Entrée en vigueur le 1er mai, la nouvelle réglementation sur le temps de travail – 48 heures de travail par semaine en moyenne réparties en 10 demi-journées dont huit en service hospitalier et deux en formation – reçoit un accueil mitigé des internes. En pratique, les aménagements sont jugés peu compatibles avec l’apprentissage de leur métier.
Le service pédiatrie de l’hôpital Mignot, au Chesnay (Yvelines), s’est réorganisé. Les futurs médecins et leurs responsables s’accommodent au nouveau rythme. Sur les 12 internes accueillis dans le service, six assurent l’activité des urgences et de la permanence des soins tandis que six autres gèrent l’hospitalisation conventionnelle et les consultations des enfants. Au milieu du semestre, les deux groupes tournent.
Un planning prévisionnel (informatique) a été mis en place pour chaque trimestre. Les internes y inscrivent leur temps de présence, leurs cours et gardes (comptabilisés dans le temps de travail), le repos de sécurité et leurs congés. Cette organisation repensée par la chef de service, le Dr Sylvie Nathanson, permet en théorie de respecter la législation (48 heures par semaine en moyenne, sur trois mois).
Progrès social
Sur le papier, la réglementation marque la reconnaissance de l’ensemble des tâches accomplies par les internes. « Pour la première fois, nos heures de travail sont comptées, la réforme est effective, les tableaux de présence sont consultables et les chefs jouent le jeu, se réjouit Florence, 26 ans, interne en médecine générale. Le décret de février 2015 est considéré comme un progrès social. « Avant on n’osait pas partir avant notre chef », explique Émilie, future pédiatre.
Les mentalités évoluent mais en pratique, les internes continuent souvent à travailler au-delà du seuil réglementaire. Marie, en 4e année d’internat de pédiatrie, reconnaît « faire entre 50 et 52 heures par semaine ». « Je ne suis pas censée être là cet après-midi, mais j’ai tenu à rester quelques heures pour faire la contre-visite, explique-t-elle.

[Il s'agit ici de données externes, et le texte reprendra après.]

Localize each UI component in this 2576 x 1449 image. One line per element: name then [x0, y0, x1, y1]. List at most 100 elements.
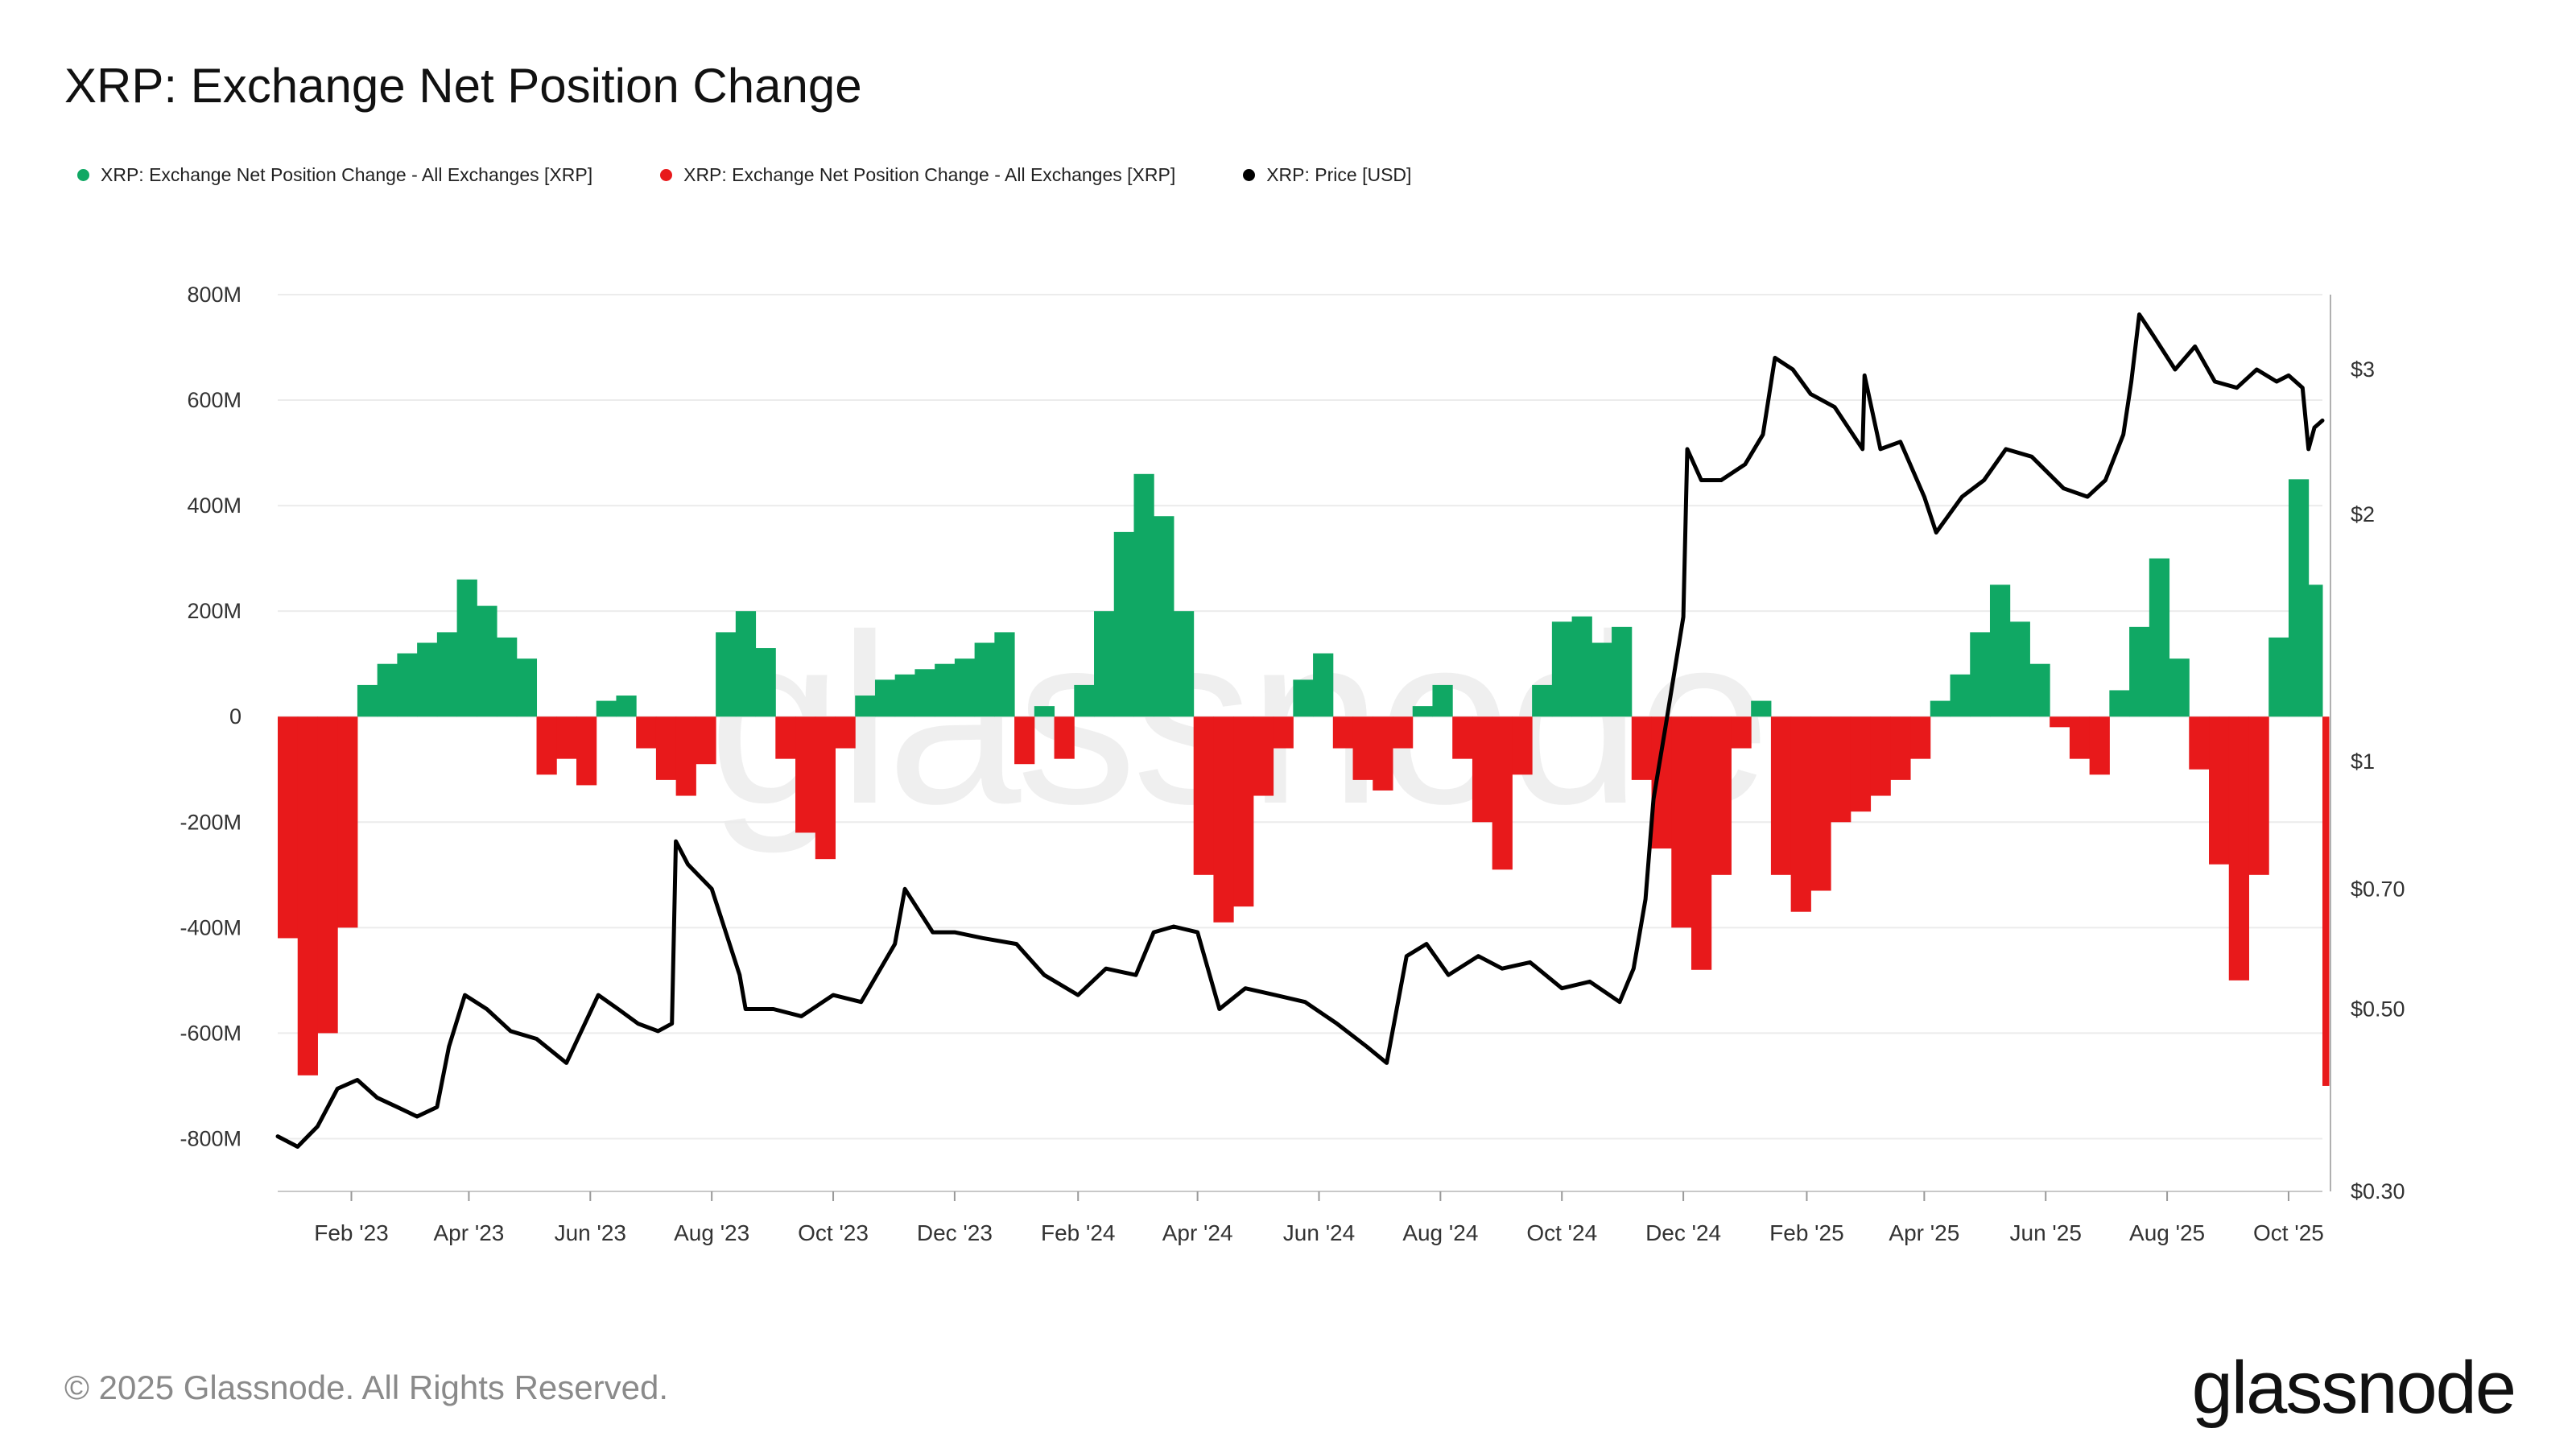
inflow-bar	[2009, 621, 2030, 717]
outflow-bar	[1810, 716, 1831, 891]
outflow-bar	[1890, 716, 1911, 780]
outflow-bar	[1233, 716, 1254, 907]
outflow-bar	[1014, 716, 1035, 765]
x-tick-label: Jun '24	[1283, 1220, 1355, 1245]
legend: XRP: Exchange Net Position Change - All …	[77, 164, 1411, 186]
legend-green-dot-icon	[77, 169, 89, 181]
inflow-bar	[456, 579, 477, 717]
inflow-bar	[477, 605, 497, 717]
x-tick-label: Feb '23	[314, 1220, 389, 1245]
inflow-bar	[2169, 658, 2190, 717]
x-tick-label: Feb '24	[1041, 1220, 1116, 1245]
x-tick-label: Apr '23	[434, 1220, 505, 1245]
left-tick-label: 600M	[187, 388, 242, 412]
inflow-bar	[1293, 679, 1314, 717]
glassnode-logo[interactable]: glassnode	[2191, 1347, 2516, 1429]
inflow-bar	[914, 669, 935, 717]
outflow-bar	[2322, 716, 2330, 1086]
x-tick-label: Jun '25	[2010, 1220, 2082, 1245]
x-tick-label: Oct '25	[2253, 1220, 2324, 1245]
outflow-bar	[815, 716, 836, 860]
outflow-bar	[655, 716, 677, 780]
outflow-bar	[337, 716, 358, 928]
inflow-bar	[596, 700, 617, 717]
outflow-bar	[1711, 716, 1732, 875]
outflow-bar	[576, 716, 597, 786]
left-tick-label: 0	[229, 704, 242, 729]
inflow-bar	[1970, 632, 1991, 717]
x-tick-label: Jun '23	[555, 1220, 626, 1245]
outflow-bar	[317, 716, 338, 1034]
outflow-bar	[2189, 716, 2210, 770]
inflow-bar	[974, 642, 995, 717]
left-tick-label: -400M	[180, 915, 242, 939]
inflow-bar	[357, 684, 378, 717]
inflow-bar	[1612, 626, 1633, 717]
outflow-bar	[1332, 716, 1354, 749]
outflow-bar	[2050, 716, 2070, 728]
x-tick-label: Feb '25	[1769, 1220, 1844, 1245]
outflow-bar	[1213, 716, 1234, 923]
inflow-bar	[497, 637, 518, 717]
legend-label-inflow: XRP: Exchange Net Position Change - All …	[101, 164, 593, 185]
right-tick-label: $2	[2351, 502, 2375, 526]
inflow-bar	[616, 696, 637, 717]
outflow-bar	[1193, 716, 1214, 875]
price-line-group	[275, 312, 2325, 1149]
outflow-bar	[1910, 716, 1931, 759]
inflow-bar	[1930, 700, 1951, 717]
legend-red-dot-icon	[660, 169, 673, 181]
inflow-bar	[417, 642, 438, 717]
inflow-bar	[1571, 616, 1592, 717]
right-tick-label: $1	[2351, 749, 2375, 774]
outflow-bar	[775, 716, 796, 759]
inflow-bar	[1313, 653, 1334, 717]
outflow-bar	[278, 716, 299, 939]
inflow-bar	[1094, 611, 1115, 717]
legend-item-outflow[interactable]: XRP: Exchange Net Position Change - All …	[660, 164, 1175, 186]
inflow-bar	[874, 679, 896, 717]
outflow-bar	[1054, 716, 1075, 759]
outflow-bar	[2248, 716, 2269, 875]
outflow-bar	[636, 716, 657, 749]
left-tick-label: -600M	[180, 1021, 242, 1045]
outflow-bar	[1492, 716, 1513, 870]
outflow-bar	[2069, 716, 2091, 759]
inflow-bar	[2149, 558, 2170, 717]
outflow-bar	[1690, 716, 1712, 970]
legend-item-price[interactable]: XRP: Price [USD]	[1243, 164, 1411, 186]
axes: 800M 600M 400M 200M 0 -200M -400M -600M -800M Feb…	[180, 283, 2405, 1245]
inflow-bar	[2308, 584, 2323, 717]
inflow-bar	[1950, 674, 1971, 717]
outflow-bar	[1472, 716, 1493, 823]
inflow-bar	[1591, 642, 1612, 717]
x-tick-label: Dec '23	[917, 1220, 993, 1245]
inflow-bar	[436, 632, 458, 717]
left-tick-label: -800M	[180, 1126, 242, 1150]
legend-label-outflow: XRP: Exchange Net Position Change - All …	[683, 164, 1176, 185]
x-tick-label: Aug '23	[674, 1220, 749, 1245]
outflow-bar	[1352, 716, 1373, 780]
outflow-bar	[1512, 716, 1533, 775]
x-tick-label: Oct '23	[798, 1220, 869, 1245]
left-tick-label: 200M	[187, 599, 242, 623]
right-tick-label: $0.30	[2351, 1179, 2405, 1203]
outflow-bar	[1253, 716, 1274, 796]
outflow-bar	[2089, 716, 2110, 775]
chart-title: XRP: Exchange Net Position Change	[64, 59, 862, 113]
inflow-bar	[516, 658, 538, 717]
copyright-text: © 2025 Glassnode. All Rights Reserved.	[64, 1368, 669, 1406]
inflow-bar	[755, 648, 776, 717]
price-line	[275, 312, 2325, 1149]
outflow-bar	[1790, 716, 1811, 912]
inflow-bar	[1989, 584, 2011, 717]
outflow-bar	[1870, 716, 1891, 796]
inflow-bar	[1133, 473, 1154, 717]
x-tick-label: Dec '24	[1645, 1220, 1721, 1245]
legend-item-inflow[interactable]: XRP: Exchange Net Position Change - All …	[77, 164, 592, 186]
outflow-bar	[297, 716, 318, 1075]
x-tick-label: Apr '24	[1162, 1220, 1233, 1245]
left-tick-label: -200M	[180, 810, 242, 834]
outflow-bar	[1631, 716, 1653, 780]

Je ne trouvais pas logique de ne pas aller jusqu’au bout avec les patients vus ce matin. On ne peut pas nous imposer de travailler plus de 48 heures par semaine mais nous pouvons le faire de nous-même ». Dans le cas d’une activité non programmée, l’interne est indiqué sur le planning comme étant « en activité non obligatoire mais présent », précise Sylvie Nathanson.
Seuil trop rigide ?
De fait, les internes travaillent souvent bien davantage que les 48 heures réglementaires, non par obligation mais par choix. « La médecine est un métier intense qui s’apprend à l’hôpital, en faisant ces heures, pas chez soi, affirme Émilie, qui porte un jugement assez négatif sur cette réforme. Vouloir passer de 70 à 48 heures par semaine est excessif. »
Le changement de réglementation est aussi accueilli avec réserves par les médecins seniors. « Le temps de présence que n’assurent plus les internes est compensé par les PH, souligne le Dr Pierre Foucaud, président de la CME de l’hôpital Mignot. Pour certains services, c’est un casse-tête ». Comme nombre de ces confrères, le médecin redoute que l’apprentissage pratique s’effectue plus lentement. « Nous ferons le bilan de notre organisation à la fin du semestre », annonce le Dr Nathanson.
À l’inverse de nombreux autres établissements, l’hôpital Mignot s’est donné les moyens d’appliquer la réglementation. « Nous engageons un pari en appliquant ce décret, explique le Dr Sébastien Monnier, référent des internes de l’établissement. Que ce rythme devienne la norme comme le repos de sécurité ».